Securing the Buildbot

One of the services I’m setting up on is Buildbot, so that every time changes get checked in the Ledger source tree, they’ll be automatically built and tested on every platform I have access to. Automatically. Without any intervention on my part whatsoever.

In terms of ease of use and assuring that things get done, Buildbot is a dream. In terms of system security, it’s a bit more of a nightmare.

Buildbot is a Python script that runs as a standalone daemon, listening for connections from the slaves in its network. Well, in terms of security I can never really trust a Python script. If anyone was able to subvert the code over the public TCP port, they could tell the script to do just about anything. It might not have much in the way of privilege, but at the very least it could read a whole lot of files on the system.

To run Buildbot securely means doing four things:

  1. Freeze the Buildbot Python script in a single static binary, with no references at all to the system while running.

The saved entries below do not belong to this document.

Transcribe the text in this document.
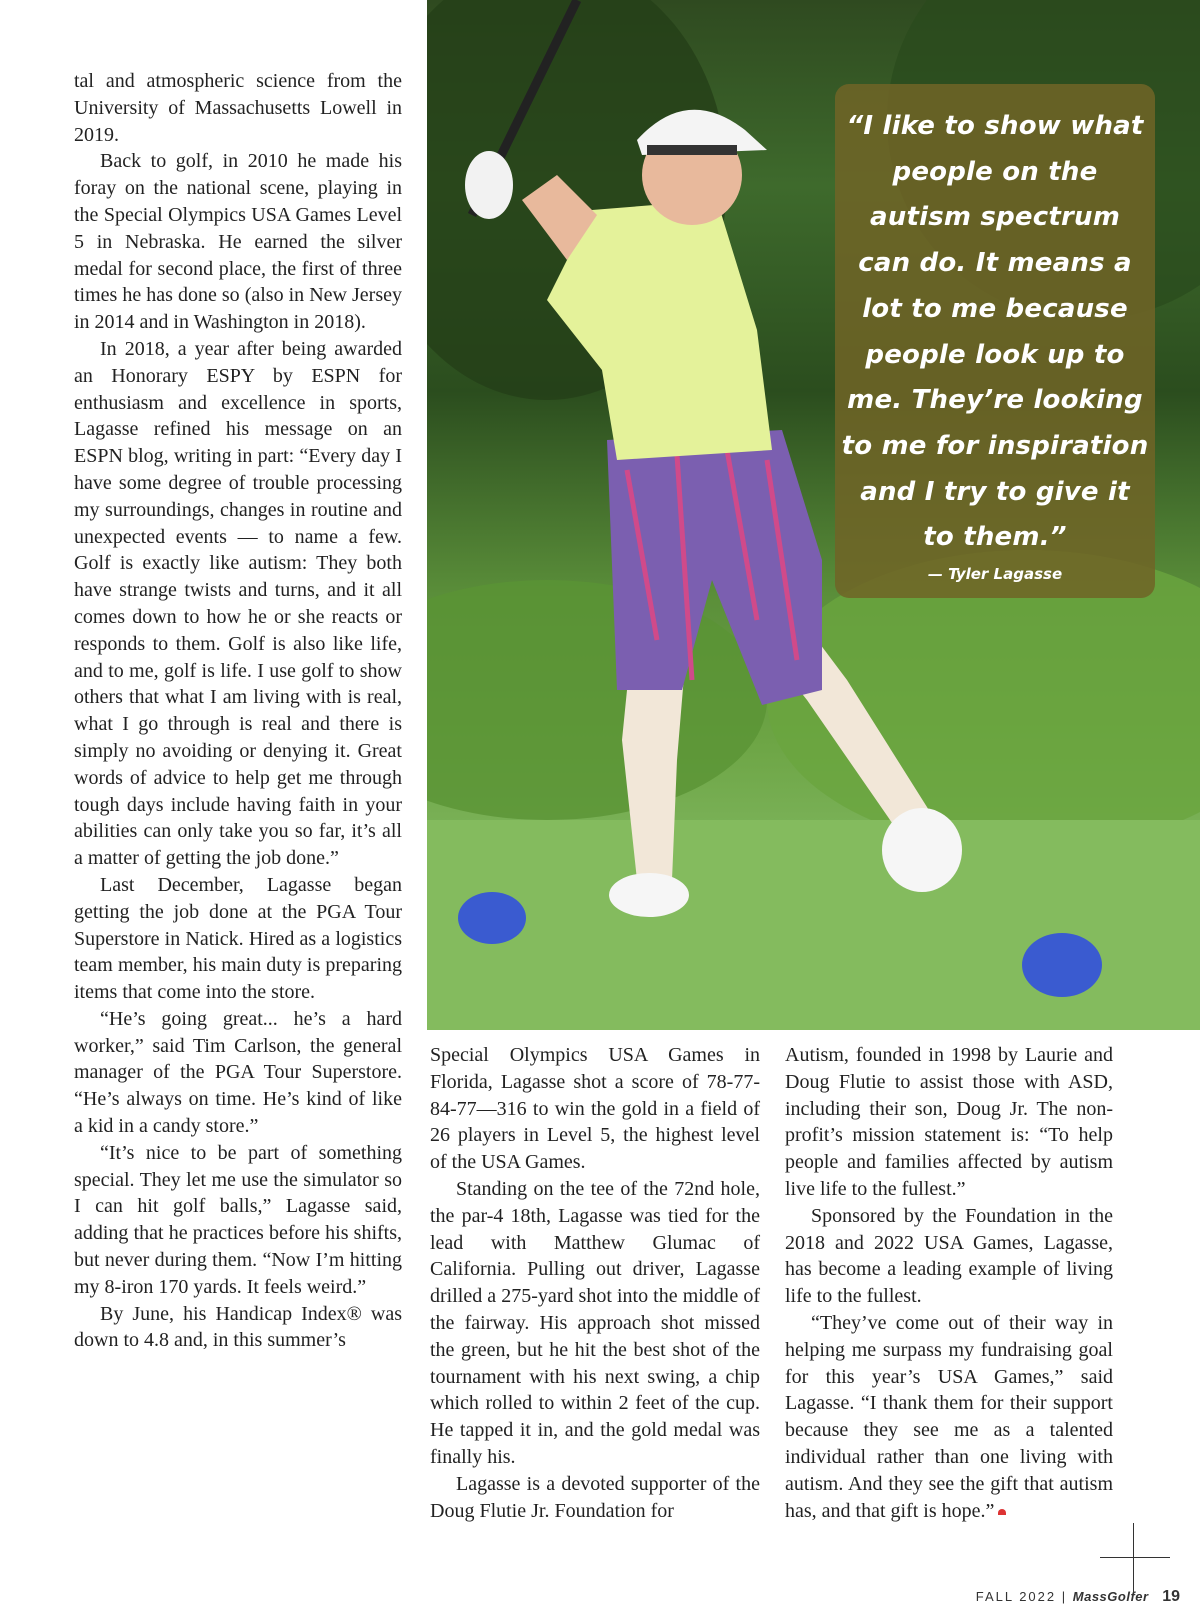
tal and atmospheric science from the University of Massachusetts Lowell in 2019.

Back to golf, in 2010 he made his foray on the national scene, playing in the Special Olympics USA Games Level 5 in Nebraska. He earned the silver medal for second place, the first of three times he has done so (also in New Jersey in 2014 and in Washington in 2018).

In 2018, a year after being awarded an Honorary ESPY by ESPN for enthusiasm and excellence in sports, Lagasse refined his message on an ESPN blog, writing in part: “Every day I have some degree of trouble processing my surroundings, changes in routine and unexpected events — to name a few. Golf is exactly like autism: They both have strange twists and turns, and it all comes down to how he or she reacts or responds to them. Golf is also like life, and to me, golf is life. I use golf to show others that what I am living with is real, what I go through is real and there is simply no avoiding or denying it. Great words of advice to help get me through tough days include having faith in your abilities can only take you so far, it’s all a matter of getting the job done.”

Last December, Lagasse began getting the job done at the PGA Tour Superstore in Natick. Hired as a logistics team member, his main duty is preparing items that come into the store.

“He’s going great... he’s a hard worker,” said Tim Carlson, the general manager of the PGA Tour Superstore. “He’s always on time. He’s kind of like a kid in a candy store.”

“It’s nice to be part of something special. They let me use the simulator so I can hit golf balls,” Lagasse said, adding that he practices before his shifts, but never during them. “Now I’m hitting my 8-iron 170 yards. It feels weird.”

By June, his Handicap Index® was down to 4.8 and, in this summer’s

“I like to show what people on the autism spectrum can do. It means a lot to me because people look up to me. They’re looking to me for inspiration and I try to give it to them.”
— Tyler Lagasse

Special Olympics USA Games in Florida, Lagasse shot a score of 78-77-84-77—316 to win the gold in a field of 26 players in Level 5, the highest level of the USA Games.

Standing on the tee of the 72nd hole, the par-4 18th, Lagasse was tied for the lead with Matthew Glumac of California. Pulling out driver, Lagasse drilled a 275-yard shot into the middle of the fairway. His approach shot missed the green, but he hit the best shot of the tournament with his next swing, a chip which rolled to within 2 feet of the cup. He tapped it in, and the gold medal was finally his.

Lagasse is a devoted supporter of the Doug Flutie Jr. Foundation for

Autism, founded in 1998 by Laurie and Doug Flutie to assist those with ASD, including their son, Doug Jr. The non-profit’s mission statement is: “To help people and families affected by autism live life to the fullest.”

Sponsored by the Foundation in the 2018 and 2022 USA Games, Lagasse, has become a leading example of living life to the fullest.

“They’ve come out of their way in helping me surpass my fundraising goal for this year’s USA Games,” said Lagasse. “I thank them for their support because they see me as a talented individual rather than one living with autism. And they see the gift that autism has, and that gift is hope.”

FALL 2022 | MassGolfer 19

  2. Run the server in a chroot jail, with access only to its own configuration files, its logs, and the state directories it uses to keep track of how the slaves are doing.

  3. Run the server as the nobody user in the nobody group, so that it has the least permission possible.

  4. Write an SELinux policy so that the daemon can only read and write exactly the files it needs to, and so it has permission to open a single TCP port and to send and receive traffic on that port.

With the environment set, a subverted daemon should just be a nuisance. The attacker could start instructing all of the slaves to keep building continuously, hoping to starve their system resources. And this can be alleviated by restricting builds to once daily. I’ll write more about the SELinux policy once it’s written.